Mitochondrial GWAS and association of nuclear - mitochondrial epistasis with BMI in T1DM patients.

BMC Med Genomics 2020 07 7;13(1):97. Epub 2020 Jul 7.

Center for Medical Genomics OMICRON, Jagiellonian University Medical College, Kraków, Poland.

Background: BMI is a strong indicator of complications from type I diabetes, especially under intensive treatment.

Methods: We have genotyped 435 type 1 diabetics using Illumina Infinium Omni Express Exome-8 v1.4 arrays and performed mitoGWAS on BMI. We identified additive interactions between mitochondrial and nuclear variants in genes associated with mitochondrial functioning MitoCarta2.0 and confirmed and refined the results on external cohorts: the Framingham Heart Study (FHS) and GTEx data. Linear mixed model analysis was performed using the GENESIS package in R/Bioconductor.

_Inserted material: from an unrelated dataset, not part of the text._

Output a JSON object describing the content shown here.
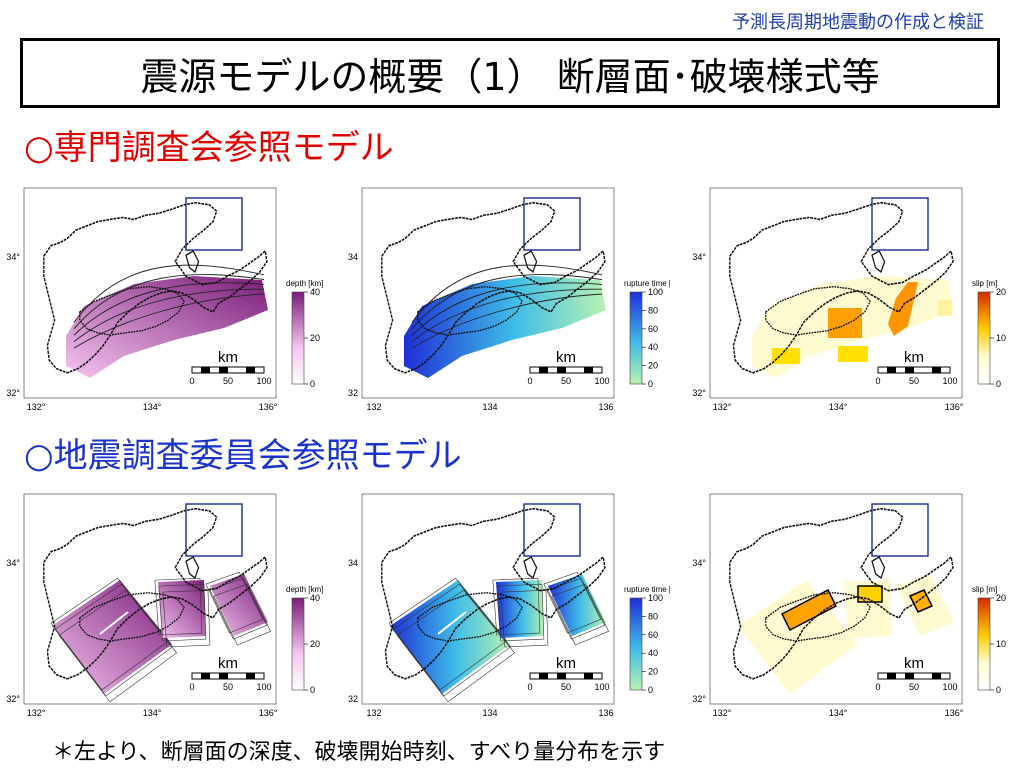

Results: We find a borderline significant association between the mitochondrial variant rs28357980, localized to MT-ND2, and BMI (β = - 0.69, p = 0.056). This BMI association was confirmed on 1889 patients from FHS cohort (β = - 0.312, p = 0.047). Next, we searched for additive interactions between mitochondrial and nuclear variants. MT-ND2 variants interacted with variants in the genes SIRT3, ATP5B, CYCS, TFB2M and POLRMT. TFB2M is a mitochondrial transcription factor and together with TFAM creates a transcription promoter complex for the mitochondrial polymerase POLRMT. We have found an interaction between rs3021088 in MT-ND2 and rs6701836 in TFB2M leading to BMI decrease (inter_pval = 0.0241), while interaction of rs3021088 in MT-ND2 and rs41542013 in POLRMT led to BMI increase (inter_pval = 0.0004). The influence of these interactions on BMI was confirmed in external cohorts.

Conclusions: Here, we have shown that variants in the mitochondrial genome as well as additive interactions between mitochondrial and nuclear SNPs influence BMI in T1DM and general cohorts.